Analis chip CCS Insight, Wayne Lam, mengatakan Biren mungkin akan mengalami “kisah sukses, setelah menunjukkan kemampuan ini dan sekarang peluang bisnis ini ada pada mereka”. Dia mengatakan kelompok komputer di Tiongkok mungkin harus “memikirkan kembali sistem mereka dan mencari cara untuk membangun sesuatu yang bisa mereka peroleh.”
Namun, beberapa analis dan eksekutif chip AS mengatakan bahwa untuk mendapatkan pangsa pasar AI, perusahaan memerlukan lebih dari sekadar chip yang cepat.
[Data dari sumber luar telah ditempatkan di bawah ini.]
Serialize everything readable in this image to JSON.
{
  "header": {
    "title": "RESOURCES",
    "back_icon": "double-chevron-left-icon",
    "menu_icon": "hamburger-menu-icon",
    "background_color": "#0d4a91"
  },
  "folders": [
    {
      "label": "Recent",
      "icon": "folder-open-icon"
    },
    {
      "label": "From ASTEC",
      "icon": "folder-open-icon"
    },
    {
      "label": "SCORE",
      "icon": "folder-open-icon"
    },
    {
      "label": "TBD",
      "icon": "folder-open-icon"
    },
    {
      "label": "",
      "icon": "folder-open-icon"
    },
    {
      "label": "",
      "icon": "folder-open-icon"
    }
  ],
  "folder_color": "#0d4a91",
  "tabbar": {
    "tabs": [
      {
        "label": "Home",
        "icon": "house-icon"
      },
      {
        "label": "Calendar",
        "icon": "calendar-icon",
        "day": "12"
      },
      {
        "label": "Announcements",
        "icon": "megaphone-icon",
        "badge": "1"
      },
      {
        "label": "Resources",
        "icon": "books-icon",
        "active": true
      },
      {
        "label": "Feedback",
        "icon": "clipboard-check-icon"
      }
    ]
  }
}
Mereka perlu membangun ekosistem perangkat lunak untuk chip tersebut yang dapat bersaing dengan platform perangkat lunak Nvidia bernama CUDA yang mendominasi pasar AI.
“Perusahaan-perusahaan baru asal Tiongkok harus membuktikan bahwa mereka dapat diandalkan, dapat menggunakan perangkat keras yang mutakhir… Dan kemudian menawarkan ekosistem perangkat lunak yang menarik,” kata Paul Triolo, wakil presiden senior Tiongkok di perusahaan strategi Albright Stonebridge Group .
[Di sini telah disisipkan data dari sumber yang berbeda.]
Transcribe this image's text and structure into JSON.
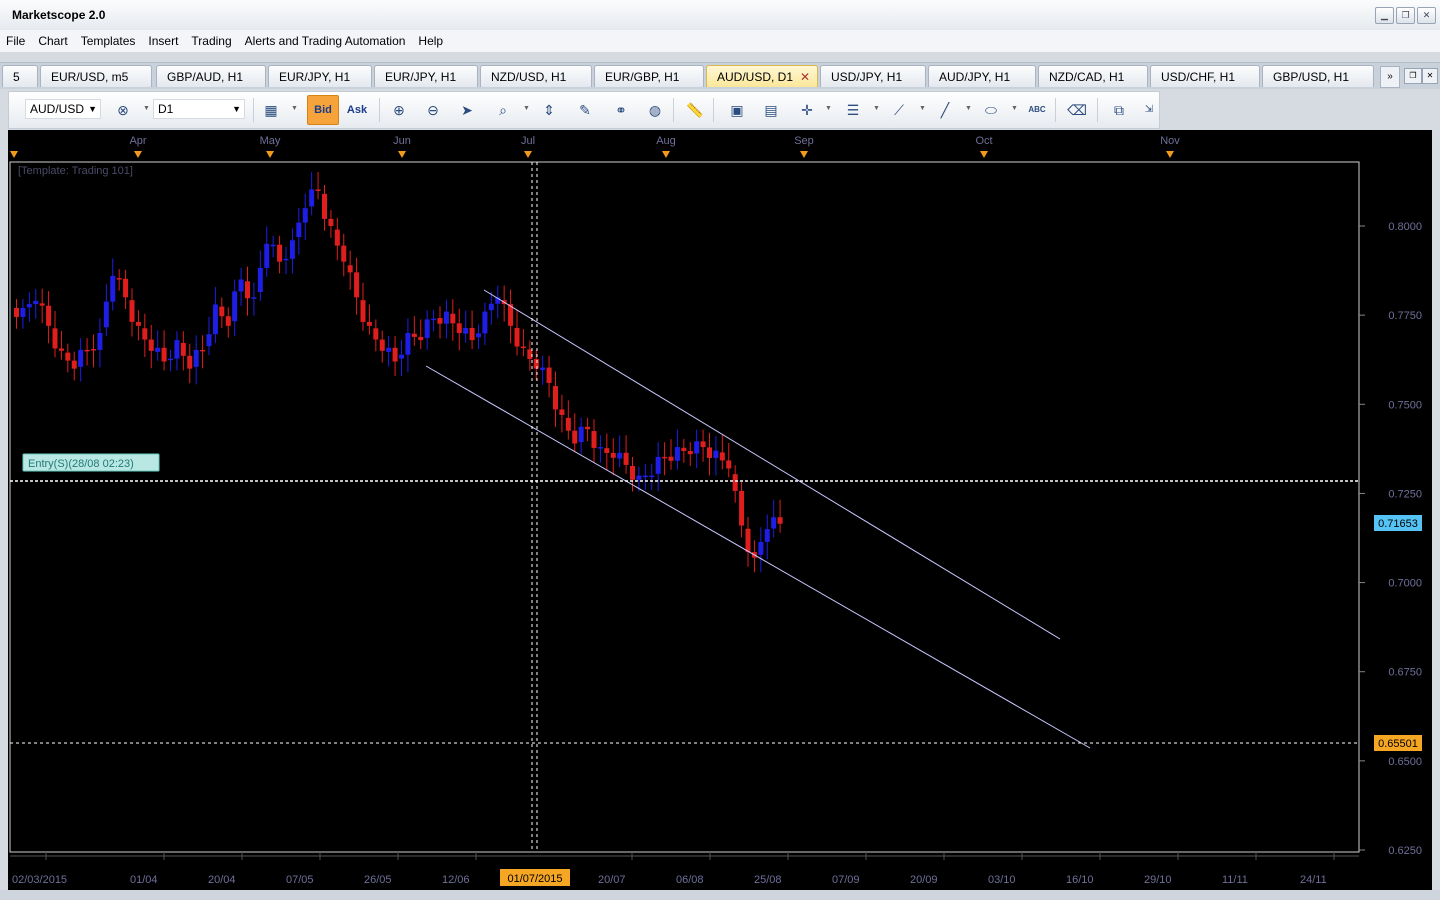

Yang juga aktif dalam mengembangkan alternatif Nvidia adalah perusahaan Tiongkok seperti Cambricon, PingTouGe dari Alibaba Group, Iluvatar CoreX, Denglin Technology, Moore Threads, Vastai Technologies, dan MetaX.
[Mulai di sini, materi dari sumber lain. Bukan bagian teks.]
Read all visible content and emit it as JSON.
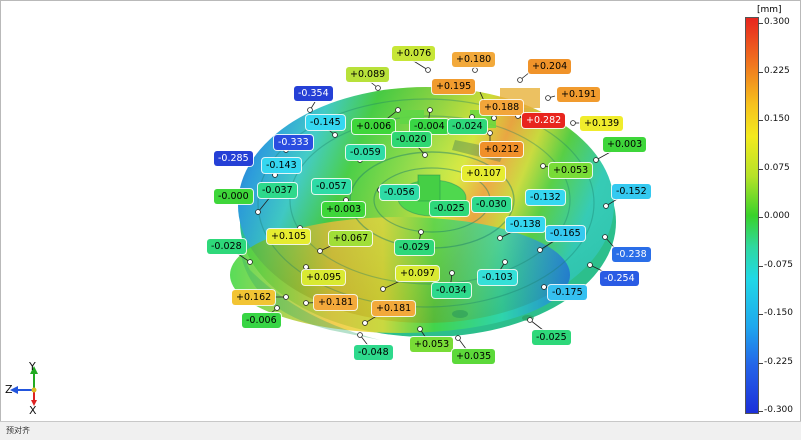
{
  "status_text": "预对齐",
  "colorbar": {
    "unit": "[mm]",
    "ticks": [
      "0.300",
      "0.225",
      "0.150",
      "0.075",
      "0.000",
      "-0.075",
      "-0.150",
      "-0.225",
      "-0.300"
    ]
  },
  "axis": {
    "y": "Y",
    "z": "Z",
    "x": "X"
  },
  "labels": [
    {
      "text": "+0.076",
      "color": "#c7e637"
    },
    {
      "text": "+0.180",
      "color": "#f2a93b"
    },
    {
      "text": "+0.204",
      "color": "#f0932a"
    },
    {
      "text": "+0.089",
      "color": "#b8e13a"
    },
    {
      "text": "+0.195",
      "color": "#f19b2e"
    },
    {
      "text": "+0.191",
      "color": "#f19b2e"
    },
    {
      "text": "-0.354",
      "color": "#2540d6"
    },
    {
      "text": "+0.188",
      "color": "#f2a53a"
    },
    {
      "text": "+0.282",
      "color": "#e8251e"
    },
    {
      "text": "+0.139",
      "color": "#f0ec2c"
    },
    {
      "text": "-0.145",
      "color": "#35d7f0"
    },
    {
      "text": "+0.006",
      "color": "#3ed63a"
    },
    {
      "text": "-0.004",
      "color": "#38d544"
    },
    {
      "text": "-0.024",
      "color": "#2ed87a"
    },
    {
      "text": "-0.020",
      "color": "#2fd772"
    },
    {
      "text": "+0.003",
      "color": "#3ed63a"
    },
    {
      "text": "-0.333",
      "color": "#2a4de0"
    },
    {
      "text": "+0.212",
      "color": "#f0902a"
    },
    {
      "text": "-0.059",
      "color": "#2edba6"
    },
    {
      "text": "-0.285",
      "color": "#2540d6"
    },
    {
      "text": "-0.143",
      "color": "#35d7f0"
    },
    {
      "text": "+0.107",
      "color": "#e6ec30"
    },
    {
      "text": "+0.053",
      "color": "#78dc36"
    },
    {
      "text": "-0.000",
      "color": "#3ed63a"
    },
    {
      "text": "-0.037",
      "color": "#2ed98c"
    },
    {
      "text": "-0.057",
      "color": "#2edba6"
    },
    {
      "text": "-0.056",
      "color": "#2edba6"
    },
    {
      "text": "-0.030",
      "color": "#2ed98c"
    },
    {
      "text": "-0.132",
      "color": "#35d7f0"
    },
    {
      "text": "-0.152",
      "color": "#35c9f0"
    },
    {
      "text": "+0.003",
      "color": "#3ed63a"
    },
    {
      "text": "-0.025",
      "color": "#2ed87a"
    },
    {
      "text": "-0.138",
      "color": "#35d7f0"
    },
    {
      "text": "+0.105",
      "color": "#e6ec30"
    },
    {
      "text": "+0.067",
      "color": "#a0df38"
    },
    {
      "text": "-0.165",
      "color": "#35c9f0"
    },
    {
      "text": "-0.028",
      "color": "#2ed87a"
    },
    {
      "text": "-0.029",
      "color": "#2ed87a"
    },
    {
      "text": "-0.238",
      "color": "#2a6ee8"
    },
    {
      "text": "+0.095",
      "color": "#d9e932"
    },
    {
      "text": "+0.097",
      "color": "#d9e932"
    },
    {
      "text": "-0.103",
      "color": "#35e0d8"
    },
    {
      "text": "-0.254",
      "color": "#2a5be4"
    },
    {
      "text": "-0.034",
      "color": "#2ed98c"
    },
    {
      "text": "-0.175",
      "color": "#35c0f0"
    },
    {
      "text": "+0.162",
      "color": "#f2c434"
    },
    {
      "text": "+0.181",
      "color": "#f2a93b"
    },
    {
      "text": "+0.181",
      "color": "#f2a93b"
    },
    {
      "text": "-0.006",
      "color": "#38d544"
    },
    {
      "text": "-0.025",
      "color": "#2ed87a"
    },
    {
      "text": "+0.053",
      "color": "#78dc36"
    },
    {
      "text": "-0.048",
      "color": "#2ed98c"
    },
    {
      "text": "+0.035",
      "color": "#5cd93a"
    }
  ]
}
Perusahaan data PitchBook menunjukkan bahwa startup-startup terkemuka tersebut telah mengumpulkan dana sebesar US$2,5 miliar dalam beberapa tahun terakhir, termasuk dari dana yang didukung pemerintah Shanghai, Shanghai Guosheng Group dan Hillhouse Capital, yang memiliki beberapa dana pensiun AS dan Universitas Yale sebagai mitra terbatasnya. Investor lainnya termasuk entitas Tiongkok dari perusahaan modal ventura ternama Silicon Valley seperti Sequoia China dan Lightspeed China Partners.
Investasi tersebut telah menimbulkan kekhawatiran bagi sebagian orang yang mencoba membatasi di mana modal Amerika dapat diinvestasikan di luar negeri, kata Matt Ocko, mitra pengelola perusahaan modal ventura Silicon Valley, DCVC. Perusahaannya adalah investor besar di perusahaan-perusahaan yang bekerja sama dengan komunitas pertahanan dan intelijen AS. “Tidak dapat diterima jika sejumlah besar modal AS membiayai chip AI dan teknologi militer RRT (Tiongkok) lainnya yang mengancam keamanan nasional AS.”